Menghormati Simbol Agama Lain dalam Al-Qur’an

Media sosial sedang ramai membincang Ustadz Abdul Somad (UAS) yang berujar tentang salib, simbol agama yang dihormati oleh umat kristiani. Kelakar UAS tentang salib mendapatkan banyak respon dari banyak kalangan, ada yang pro dan kontra. Namun, belakangan muncul pula video klarifikasinya dari beliau.

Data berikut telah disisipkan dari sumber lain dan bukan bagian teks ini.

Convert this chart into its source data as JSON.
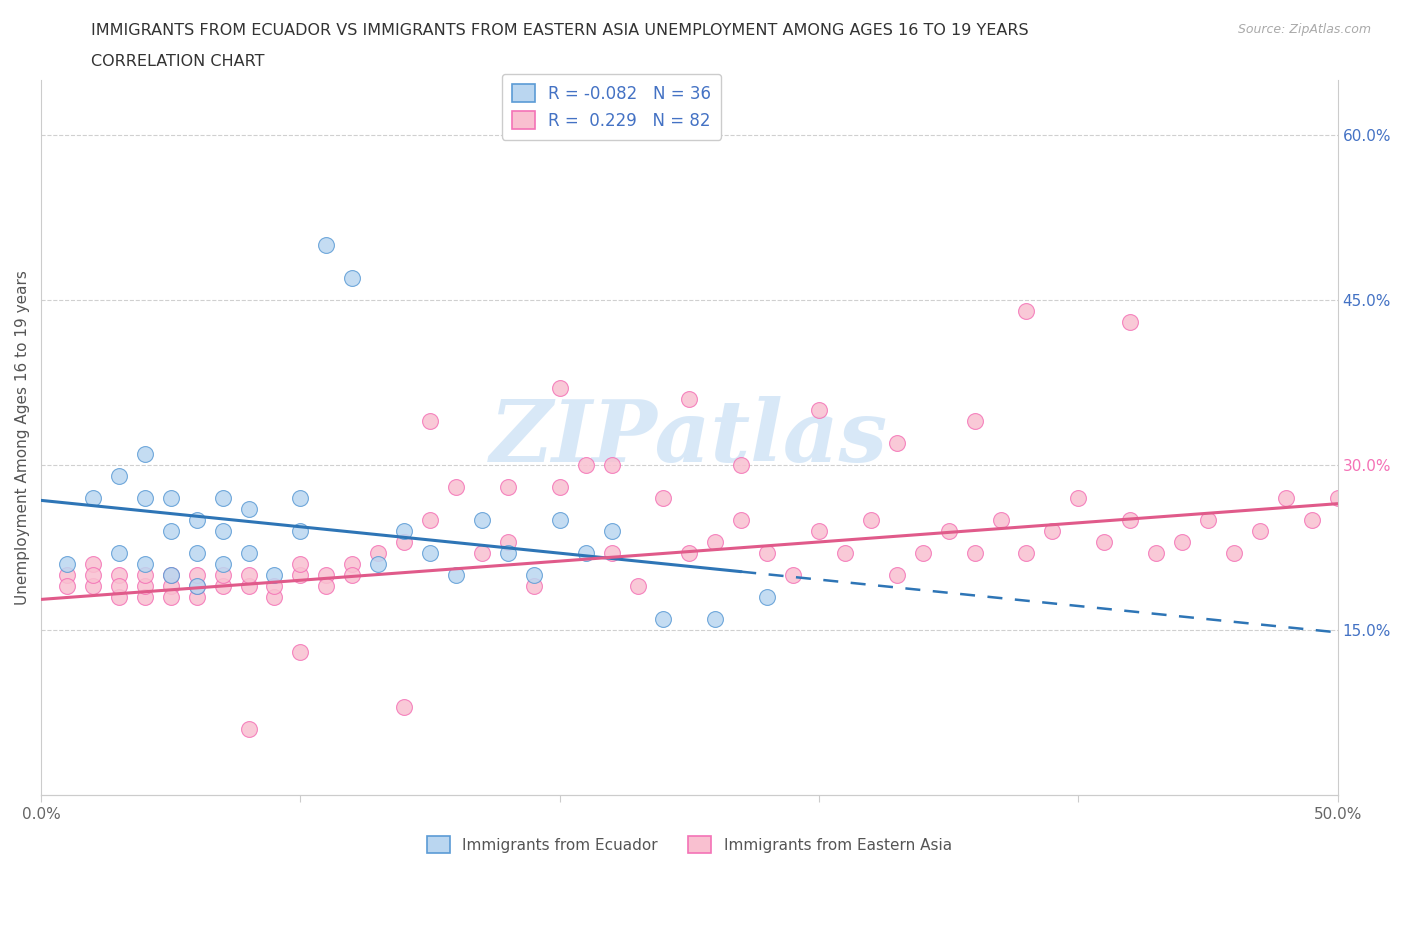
{
  "title_line1": "IMMIGRANTS FROM ECUADOR VS IMMIGRANTS FROM EASTERN ASIA UNEMPLOYMENT AMONG AGES 16 TO 19 YEARS",
  "title_line2": "CORRELATION CHART",
  "source_text": "Source: ZipAtlas.com",
  "ylabel": "Unemployment Among Ages 16 to 19 years",
  "xlim": [
    0.0,
    0.5
  ],
  "ylim": [
    0.0,
    0.65
  ],
  "xticks": [
    0.0,
    0.1,
    0.2,
    0.3,
    0.4,
    0.5
  ],
  "xticklabels": [
    "0.0%",
    "",
    "",
    "",
    "",
    "50.0%"
  ],
  "ytick_positions": [
    0.15,
    0.3,
    0.45,
    0.6
  ],
  "ytick_labels": [
    "15.0%",
    "30.0%",
    "45.0%",
    "60.0%"
  ],
  "ytick_colors": [
    "#4472c4",
    "#f472b6",
    "#4472c4",
    "#4472c4"
  ],
  "ecuador_fill": "#bad6f0",
  "ecuador_edge": "#5b9bd5",
  "eastern_asia_fill": "#f9c0d0",
  "eastern_asia_edge": "#f472b6",
  "ecuador_trend_color": "#2e75b6",
  "eastern_asia_trend_color": "#e05a8a",
  "watermark_color": "#c8dff5",
  "legend_R_ecuador": "-0.082",
  "legend_N_ecuador": "36",
  "legend_R_eastern_asia": "0.229",
  "legend_N_eastern_asia": "82",
  "ecuador_x": [
    0.01,
    0.02,
    0.03,
    0.03,
    0.04,
    0.04,
    0.04,
    0.05,
    0.05,
    0.05,
    0.06,
    0.06,
    0.06,
    0.07,
    0.07,
    0.07,
    0.08,
    0.08,
    0.09,
    0.1,
    0.1,
    0.11,
    0.12,
    0.13,
    0.14,
    0.15,
    0.16,
    0.17,
    0.18,
    0.19,
    0.2,
    0.21,
    0.22,
    0.24,
    0.26,
    0.28
  ],
  "ecuador_y": [
    0.21,
    0.27,
    0.22,
    0.29,
    0.21,
    0.27,
    0.31,
    0.2,
    0.24,
    0.27,
    0.19,
    0.22,
    0.25,
    0.21,
    0.24,
    0.27,
    0.22,
    0.26,
    0.2,
    0.24,
    0.27,
    0.5,
    0.47,
    0.21,
    0.24,
    0.22,
    0.2,
    0.25,
    0.22,
    0.2,
    0.25,
    0.22,
    0.24,
    0.16,
    0.16,
    0.18
  ],
  "eastern_asia_x": [
    0.01,
    0.01,
    0.02,
    0.02,
    0.02,
    0.03,
    0.03,
    0.03,
    0.04,
    0.04,
    0.04,
    0.05,
    0.05,
    0.05,
    0.06,
    0.06,
    0.06,
    0.07,
    0.07,
    0.08,
    0.08,
    0.09,
    0.09,
    0.1,
    0.1,
    0.11,
    0.11,
    0.12,
    0.12,
    0.13,
    0.14,
    0.15,
    0.16,
    0.17,
    0.18,
    0.19,
    0.2,
    0.21,
    0.22,
    0.23,
    0.24,
    0.25,
    0.26,
    0.27,
    0.28,
    0.29,
    0.3,
    0.31,
    0.32,
    0.33,
    0.34,
    0.35,
    0.36,
    0.37,
    0.38,
    0.39,
    0.4,
    0.41,
    0.42,
    0.43,
    0.44,
    0.45,
    0.46,
    0.47,
    0.48,
    0.49,
    0.5,
    0.51,
    0.38,
    0.42,
    0.2,
    0.25,
    0.3,
    0.15,
    0.18,
    0.22,
    0.33,
    0.27,
    0.36,
    0.1,
    0.14,
    0.08
  ],
  "eastern_asia_y": [
    0.2,
    0.19,
    0.21,
    0.19,
    0.2,
    0.18,
    0.2,
    0.19,
    0.18,
    0.19,
    0.2,
    0.19,
    0.18,
    0.2,
    0.18,
    0.19,
    0.2,
    0.19,
    0.2,
    0.19,
    0.2,
    0.18,
    0.19,
    0.2,
    0.21,
    0.2,
    0.19,
    0.21,
    0.2,
    0.22,
    0.23,
    0.25,
    0.28,
    0.22,
    0.23,
    0.19,
    0.28,
    0.3,
    0.22,
    0.19,
    0.27,
    0.22,
    0.23,
    0.25,
    0.22,
    0.2,
    0.24,
    0.22,
    0.25,
    0.2,
    0.22,
    0.24,
    0.22,
    0.25,
    0.22,
    0.24,
    0.27,
    0.23,
    0.25,
    0.22,
    0.23,
    0.25,
    0.22,
    0.24,
    0.27,
    0.25,
    0.27,
    0.25,
    0.44,
    0.43,
    0.37,
    0.36,
    0.35,
    0.34,
    0.28,
    0.3,
    0.32,
    0.3,
    0.34,
    0.13,
    0.08,
    0.06
  ]
}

Di salah satu tabligh akbar peringatan HUT Kemerdekaan RI, UAS mengatakan tiga alasan terkait videonya tersebut. Pertama, konteks video itu adalah menjawab pertanyaan bukan dibuat-buat untuk merusak hubungan antar agama. Kedua, pengajiannya di dalam Masjid tertutup, bukan di stadion maupun di televisi, untuk internal orang Islam menjelaskan tentang patung dan kedudukan Nabi Isa as. Ketiga, pengajiannya sudah lama, lebih dari tiga tahun yang lalu.

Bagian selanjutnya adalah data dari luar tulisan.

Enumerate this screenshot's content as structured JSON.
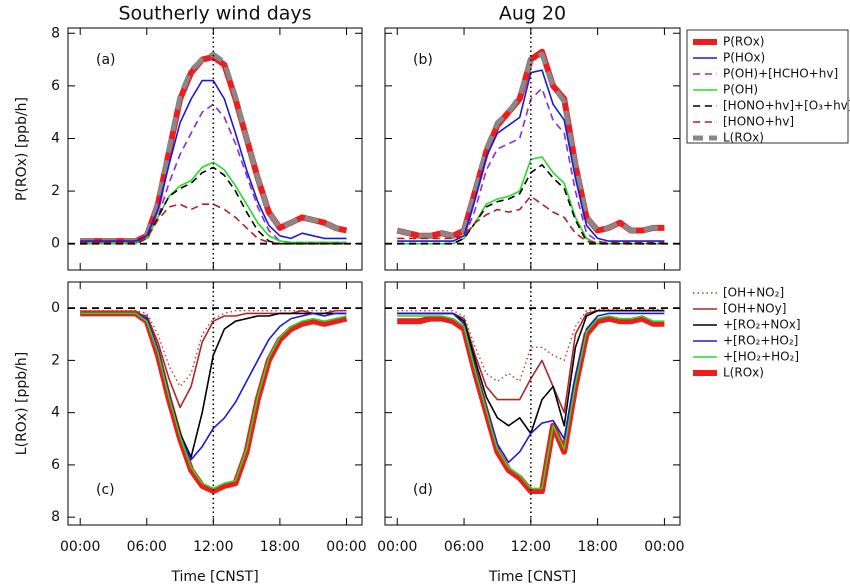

Pertanyaannya kemudian bagaimana al-Quran sebenarnya menyikapi perbedaan agama dan menghormati simbol agama lain? Kita bisa melihat jawabannya dalam Q.S al-An’am [6]: 108,
 وَلَا تَسُبُّوا الَّذِينَ يَدْعُونَ مِنْ دُونِ اللَّهِ فَيَسُبُّوا اللَّهَ عَدْوًا بِغَيْرِ عِلْمٍ كَذَلِكَ زَيَّنَّا لِكُلِّ أُمَّةٍ عَمَلَهُمْ ثُمَّ إِلَى رَبِّهِمْ مَرْجِعُهُمْ فَيُنَبِّئُهُمْ بِمَا كَانُوا يَعْمَلُون
“Dan janganlah kalian menghina sesembahan yang mereka sembah selain Allah, karena boleh jadi mereka menghina Allah tanpa dasar pengetahuan. Demikianlah, Kami jadikan bagi setiap umat anggapan baik terhadap pekerjaan mereka. Kemudian kepada Tuhan tempat kembali mereka, lalu Dia akan memberitahukan kepada mereka apa yang telah mereka kerjakan.”

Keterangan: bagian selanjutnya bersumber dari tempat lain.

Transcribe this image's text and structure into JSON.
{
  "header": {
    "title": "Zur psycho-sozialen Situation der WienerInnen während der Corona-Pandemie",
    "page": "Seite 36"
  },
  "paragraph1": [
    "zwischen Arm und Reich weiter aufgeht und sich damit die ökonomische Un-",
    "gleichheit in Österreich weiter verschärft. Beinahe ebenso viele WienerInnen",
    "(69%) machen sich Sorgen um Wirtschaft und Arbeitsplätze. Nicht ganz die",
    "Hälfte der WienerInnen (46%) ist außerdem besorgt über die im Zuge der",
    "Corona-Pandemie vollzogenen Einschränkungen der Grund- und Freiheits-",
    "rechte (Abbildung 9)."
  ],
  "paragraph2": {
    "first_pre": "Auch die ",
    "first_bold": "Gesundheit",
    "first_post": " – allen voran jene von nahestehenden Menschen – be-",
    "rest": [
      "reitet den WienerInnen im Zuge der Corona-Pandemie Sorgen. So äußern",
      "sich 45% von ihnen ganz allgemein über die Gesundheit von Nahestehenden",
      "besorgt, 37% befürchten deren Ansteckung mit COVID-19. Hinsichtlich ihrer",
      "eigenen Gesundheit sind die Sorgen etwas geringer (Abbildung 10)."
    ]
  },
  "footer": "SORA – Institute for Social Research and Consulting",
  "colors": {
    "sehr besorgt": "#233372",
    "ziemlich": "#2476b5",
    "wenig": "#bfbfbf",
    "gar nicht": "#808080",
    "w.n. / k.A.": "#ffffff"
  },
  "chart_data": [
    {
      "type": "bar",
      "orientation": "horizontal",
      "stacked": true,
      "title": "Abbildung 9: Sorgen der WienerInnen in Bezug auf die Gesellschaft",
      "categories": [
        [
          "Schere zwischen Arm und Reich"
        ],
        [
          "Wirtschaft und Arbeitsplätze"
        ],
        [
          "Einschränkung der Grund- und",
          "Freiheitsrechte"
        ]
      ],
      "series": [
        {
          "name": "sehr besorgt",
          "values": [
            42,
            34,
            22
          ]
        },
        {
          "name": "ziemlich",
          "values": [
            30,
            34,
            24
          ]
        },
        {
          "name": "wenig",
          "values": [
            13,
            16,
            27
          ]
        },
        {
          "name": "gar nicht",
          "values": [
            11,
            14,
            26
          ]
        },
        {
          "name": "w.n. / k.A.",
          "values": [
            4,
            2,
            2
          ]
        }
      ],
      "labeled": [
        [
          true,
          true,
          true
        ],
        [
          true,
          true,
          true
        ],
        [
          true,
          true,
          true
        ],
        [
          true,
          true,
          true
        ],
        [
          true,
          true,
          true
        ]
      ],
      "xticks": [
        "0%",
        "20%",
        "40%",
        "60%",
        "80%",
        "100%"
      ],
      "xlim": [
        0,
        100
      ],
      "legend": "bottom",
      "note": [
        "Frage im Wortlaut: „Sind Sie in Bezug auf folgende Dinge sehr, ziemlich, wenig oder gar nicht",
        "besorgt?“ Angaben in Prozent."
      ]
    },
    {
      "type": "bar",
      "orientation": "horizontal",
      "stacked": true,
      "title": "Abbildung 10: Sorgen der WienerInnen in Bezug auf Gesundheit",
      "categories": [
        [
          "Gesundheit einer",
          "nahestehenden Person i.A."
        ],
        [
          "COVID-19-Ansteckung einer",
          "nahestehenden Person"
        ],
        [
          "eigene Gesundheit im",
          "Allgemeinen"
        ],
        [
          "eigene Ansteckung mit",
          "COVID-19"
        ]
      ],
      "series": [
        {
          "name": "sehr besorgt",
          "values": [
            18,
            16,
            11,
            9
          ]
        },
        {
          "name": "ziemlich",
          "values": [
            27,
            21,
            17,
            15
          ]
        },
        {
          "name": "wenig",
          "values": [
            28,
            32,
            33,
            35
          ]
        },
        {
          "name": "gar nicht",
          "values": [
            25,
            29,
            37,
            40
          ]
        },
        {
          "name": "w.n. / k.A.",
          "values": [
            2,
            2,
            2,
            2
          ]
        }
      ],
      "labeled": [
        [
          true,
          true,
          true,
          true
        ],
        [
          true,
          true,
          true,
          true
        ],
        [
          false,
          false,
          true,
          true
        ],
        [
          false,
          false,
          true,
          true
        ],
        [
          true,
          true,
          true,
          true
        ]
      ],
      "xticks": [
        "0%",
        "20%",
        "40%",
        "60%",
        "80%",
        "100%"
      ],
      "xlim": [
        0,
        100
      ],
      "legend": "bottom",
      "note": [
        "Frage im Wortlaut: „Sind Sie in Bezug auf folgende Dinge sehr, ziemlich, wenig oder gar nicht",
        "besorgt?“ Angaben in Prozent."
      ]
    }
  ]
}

Mengenai ayat di atas Syekh al-Maraghi dalam kitab tafsirnya mengatakan bahwa al-Qur’an melarang umat muslim menghina sesembahan dan simbol agama lain dikarenakan hal tersebut adalah perbuatan sia-sia, tidak manfaat (jalb naf’) dan juga mencegah sesuatu yang tidak diinginkan (daf’ dharar). Oleh karenanya, segala bentuk penghinaan atau menyinggung agama lain di luar Islam tidak dibenarkan.
Menurut penulis, dalam konteks Indonesia sebagai negara yang majemuk yang menjungjung tinggi bhinneka tunggal ika, para pendakwah harus menghindari polemik dalam berdakwah. Selain kurang elok, juga dapat merenggangkan persahabatan antar saudara sesama anak bangsa.
Dialog Antara agama dan pertemuan-pertemuan sesama anak bangsa yang berbeda (Inter-Religious Dialogue) perlu dilakukan oleh para da’i dan ustadz, sehingga merasakan langsung bagaimana melihat agama lain dengan perspektif yang berbeda. Memahami agama lain dengan perspektif penganutnya lebih dibutuhkan dalam konteks Indonesia, dibandingkan dengan pandangan subyektif menurut agamanya sendiri.